I think the NanoBridges claim to have a 20km range, which isn't an unreasonable number if you look at the link margin calculations, but since I've never done a deployment like this before I did want to do a real-life deployment before trying to do it across lake San Antonio. I gave one of my buddies, Robbie, a six pack of beer and one of the two dishes and told him to point it at Cuesta Ridge north of SLO. I then drove up the horrific road to the top of the ridge and pointed the second dish back at his apartment. Once we got both of them turned on and roughly pointed in the right direction, the link came right up at full speed.

At 6.5km, this test is longer than any of the links that we're going to need for Wildflower, so I was very happy when the link came up without any fine tuning of either dish's aim. I was even able to aim one of the dishes 30-40 degrees off center and the link stayed up, although with a smaller link margin.
AirOS, which is what most Ubiquiti nodes run, has a really neat spectrum analyzer mode that I used to help select channels for the test. The first screen shot is from Cuesta Ridge looking at the second node down the hill beaconing its SSID.
This is a capture of my MacBook Air transferring files from my apartment's AP using a 40MHz channel.

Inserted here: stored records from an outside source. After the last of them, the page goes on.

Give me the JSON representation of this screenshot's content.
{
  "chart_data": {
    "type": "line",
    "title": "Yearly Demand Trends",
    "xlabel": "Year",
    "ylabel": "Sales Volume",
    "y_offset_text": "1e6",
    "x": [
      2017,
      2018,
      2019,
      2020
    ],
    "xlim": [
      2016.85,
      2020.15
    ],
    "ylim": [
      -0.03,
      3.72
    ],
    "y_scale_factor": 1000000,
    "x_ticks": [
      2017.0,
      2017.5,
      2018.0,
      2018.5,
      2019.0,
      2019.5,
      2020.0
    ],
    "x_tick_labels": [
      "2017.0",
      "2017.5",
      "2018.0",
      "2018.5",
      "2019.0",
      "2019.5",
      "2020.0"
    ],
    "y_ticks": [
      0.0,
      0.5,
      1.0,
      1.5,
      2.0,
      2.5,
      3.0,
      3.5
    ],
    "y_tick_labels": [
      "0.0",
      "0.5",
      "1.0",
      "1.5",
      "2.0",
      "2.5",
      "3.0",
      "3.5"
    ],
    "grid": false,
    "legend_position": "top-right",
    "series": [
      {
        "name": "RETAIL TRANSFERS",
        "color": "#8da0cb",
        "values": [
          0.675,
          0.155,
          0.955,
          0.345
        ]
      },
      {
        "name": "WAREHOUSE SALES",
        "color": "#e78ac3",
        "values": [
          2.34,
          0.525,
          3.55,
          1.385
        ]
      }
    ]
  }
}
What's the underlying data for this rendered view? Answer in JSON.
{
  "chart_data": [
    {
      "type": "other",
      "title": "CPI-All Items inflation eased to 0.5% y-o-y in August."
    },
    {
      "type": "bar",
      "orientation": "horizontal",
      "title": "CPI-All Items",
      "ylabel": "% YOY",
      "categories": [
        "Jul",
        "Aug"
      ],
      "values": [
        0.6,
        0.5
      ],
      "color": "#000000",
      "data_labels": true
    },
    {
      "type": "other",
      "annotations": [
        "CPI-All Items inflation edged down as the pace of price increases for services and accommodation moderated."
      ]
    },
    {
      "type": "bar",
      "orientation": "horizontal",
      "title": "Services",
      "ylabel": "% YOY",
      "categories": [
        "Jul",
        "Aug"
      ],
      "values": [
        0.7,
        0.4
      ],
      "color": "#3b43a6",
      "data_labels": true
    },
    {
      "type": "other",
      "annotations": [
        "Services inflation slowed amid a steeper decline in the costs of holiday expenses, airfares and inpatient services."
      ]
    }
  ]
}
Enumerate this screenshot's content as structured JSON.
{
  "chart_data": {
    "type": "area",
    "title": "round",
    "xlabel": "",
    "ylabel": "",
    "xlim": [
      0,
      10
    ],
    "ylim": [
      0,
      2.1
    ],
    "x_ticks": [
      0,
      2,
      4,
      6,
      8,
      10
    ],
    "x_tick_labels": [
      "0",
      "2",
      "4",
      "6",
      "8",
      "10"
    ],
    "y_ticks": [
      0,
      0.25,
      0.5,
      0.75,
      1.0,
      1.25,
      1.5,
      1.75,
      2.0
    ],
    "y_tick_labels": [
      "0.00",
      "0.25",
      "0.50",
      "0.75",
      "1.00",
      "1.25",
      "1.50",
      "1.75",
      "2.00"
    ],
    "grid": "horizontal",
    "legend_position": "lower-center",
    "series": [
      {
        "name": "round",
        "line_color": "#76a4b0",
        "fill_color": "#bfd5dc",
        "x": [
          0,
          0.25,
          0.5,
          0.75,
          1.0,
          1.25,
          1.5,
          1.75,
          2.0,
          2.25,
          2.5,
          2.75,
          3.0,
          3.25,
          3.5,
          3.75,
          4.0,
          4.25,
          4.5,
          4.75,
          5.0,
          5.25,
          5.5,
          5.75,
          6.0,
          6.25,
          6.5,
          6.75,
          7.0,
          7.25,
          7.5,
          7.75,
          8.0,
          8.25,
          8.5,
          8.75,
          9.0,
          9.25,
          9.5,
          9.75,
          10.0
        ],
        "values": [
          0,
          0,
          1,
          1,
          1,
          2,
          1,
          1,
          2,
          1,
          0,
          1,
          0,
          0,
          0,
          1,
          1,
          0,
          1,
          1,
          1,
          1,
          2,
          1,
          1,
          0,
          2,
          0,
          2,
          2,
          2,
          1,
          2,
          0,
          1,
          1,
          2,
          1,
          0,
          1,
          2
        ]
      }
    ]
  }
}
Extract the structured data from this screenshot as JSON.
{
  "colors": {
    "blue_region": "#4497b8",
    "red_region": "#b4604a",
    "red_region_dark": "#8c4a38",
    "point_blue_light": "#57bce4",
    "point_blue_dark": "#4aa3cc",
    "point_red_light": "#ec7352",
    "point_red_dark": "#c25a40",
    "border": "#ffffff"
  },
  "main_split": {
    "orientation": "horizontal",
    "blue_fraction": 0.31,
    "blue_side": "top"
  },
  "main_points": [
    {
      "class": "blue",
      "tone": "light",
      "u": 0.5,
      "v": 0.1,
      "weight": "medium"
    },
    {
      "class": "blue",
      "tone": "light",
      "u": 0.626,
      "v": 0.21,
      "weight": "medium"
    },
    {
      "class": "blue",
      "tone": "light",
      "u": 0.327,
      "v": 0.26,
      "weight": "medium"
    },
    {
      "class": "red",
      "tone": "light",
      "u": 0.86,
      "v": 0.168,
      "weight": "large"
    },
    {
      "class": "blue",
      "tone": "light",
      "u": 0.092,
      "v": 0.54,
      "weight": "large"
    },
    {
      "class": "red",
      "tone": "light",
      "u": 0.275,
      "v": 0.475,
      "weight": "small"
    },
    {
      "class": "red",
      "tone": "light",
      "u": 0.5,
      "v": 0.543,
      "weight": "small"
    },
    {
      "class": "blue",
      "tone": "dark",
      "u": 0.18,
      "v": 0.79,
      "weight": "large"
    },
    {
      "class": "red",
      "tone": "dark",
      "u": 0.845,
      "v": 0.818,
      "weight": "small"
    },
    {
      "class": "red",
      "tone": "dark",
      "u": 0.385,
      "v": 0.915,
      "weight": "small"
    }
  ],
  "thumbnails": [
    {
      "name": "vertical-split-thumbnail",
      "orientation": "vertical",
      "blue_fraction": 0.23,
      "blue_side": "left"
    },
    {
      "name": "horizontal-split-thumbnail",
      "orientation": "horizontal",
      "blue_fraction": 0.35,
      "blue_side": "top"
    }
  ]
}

This is another spectrum scan from the radio site on top of Cuesta. Interestingly, none of these have the distinctive 802.11 spectrums, but are other modulation types from non-802.11 equipment using the 5GHz ISM band. I thought they were really interesting.

So in short, I'm really happy with my NanoBridge M5s, which couldn't be much easier for setting up a ~80Mbps effective throughput link between any two points with line of sight. 6.5km was no problem, and shorter links will only enjoy a larger power margin to allow for non-perfect aiming, rain fade, etc.